Asia-Pacific airlines in August carried just 4% of international passengers against pre-pandemic 2019, underscoring the “severe weakness” in the region’s travel market which remains “in stasis”. 

Data from the Association of Asia-Pacific Airlines (AAPA) for August shows that the industry body’s 40 member airlines carried just 1.35 million international passengers. While this was a 96% plunge against 2019, it represented a 57% increase year on year. 

Hong Kong airport terminal, May 2021

Source: Dave Coleman/

Hong Kong airport terminal in May 2021.

Capacity for the month was only about 14% pre-pandemic levels, though it was about 50% higher than the lower base of 2020. 

The dismal traffic result shows “the continued absence of a revival in demand, in stark contrast to the summer months prior to the onset of this global health crisis”, says the association. 
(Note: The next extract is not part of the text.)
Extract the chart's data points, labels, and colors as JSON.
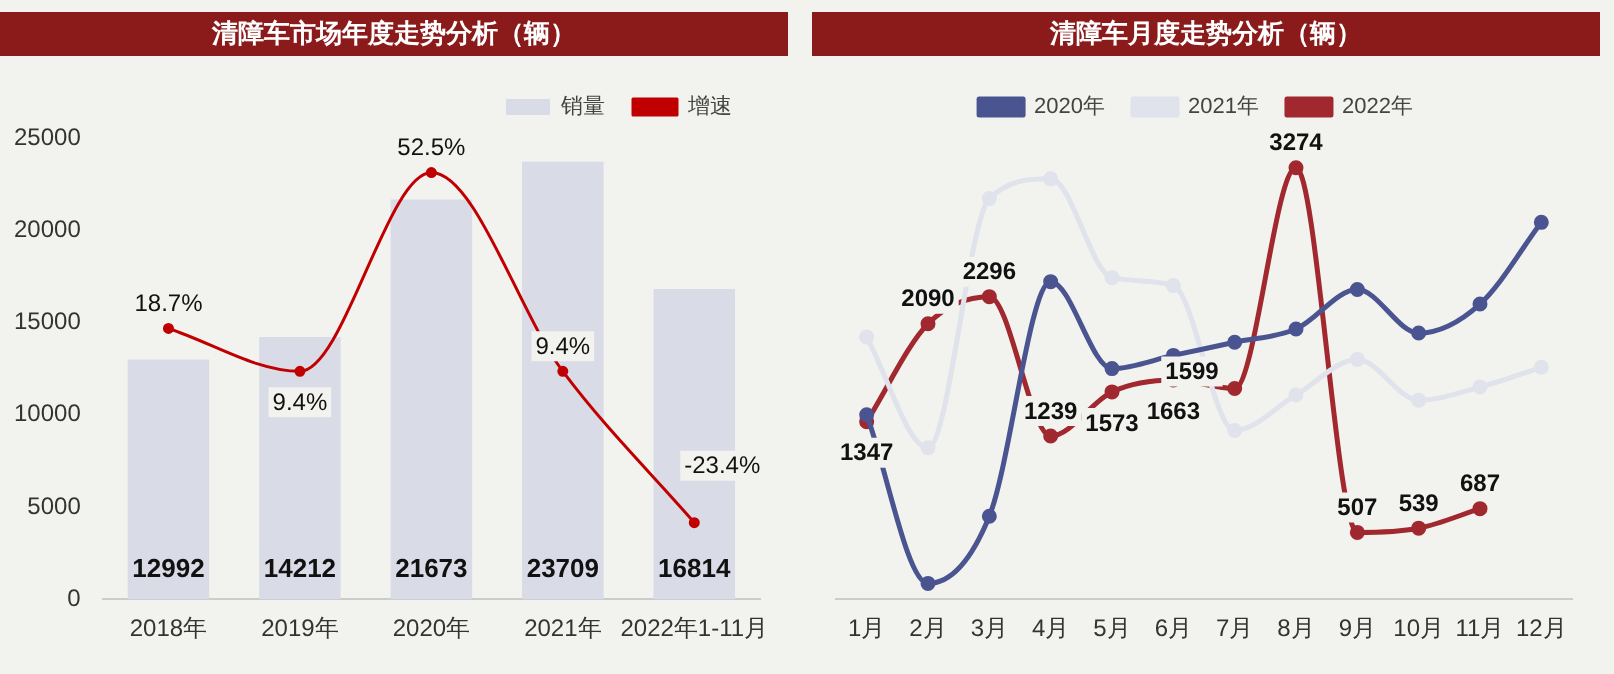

AAPA chief Subhas Menon notes that while other regions in the world are gradually recovering, Asia-Pacific travel remains “in stasis”, amid prolonged border control measures imposed. 

Still, Menon points to the ongoing vaccination drive across the region as a “positive step towards the resumption of air travel”, but warns that vaccination inequity “remains a major stumbling block”. 

Says Menon: “Whilst the spread of the highly contagious Delta variant indicates there is no immediate end in sight to the global pandemic, the acceleration in domestic vaccination roll-outs in a number of Asian economies is a positive step towards the resumption of air travel, as seen in the progressive relaxation of border controls in some countries.” 

“In addition to accelerating access to vaccines, we also call on governments to refrain from unilateral border measures that will only serve to hinder the much needed recovery of air travel and the wider economy,” adds Menon. 

The cargo market remained buoyant in August, amid an e-commerce boom, and demand for intermediate goods, says the AAPA. 

Freight-tonne kilometres for the month rose 26% year on year, as a result of port congestion in major markets such as China.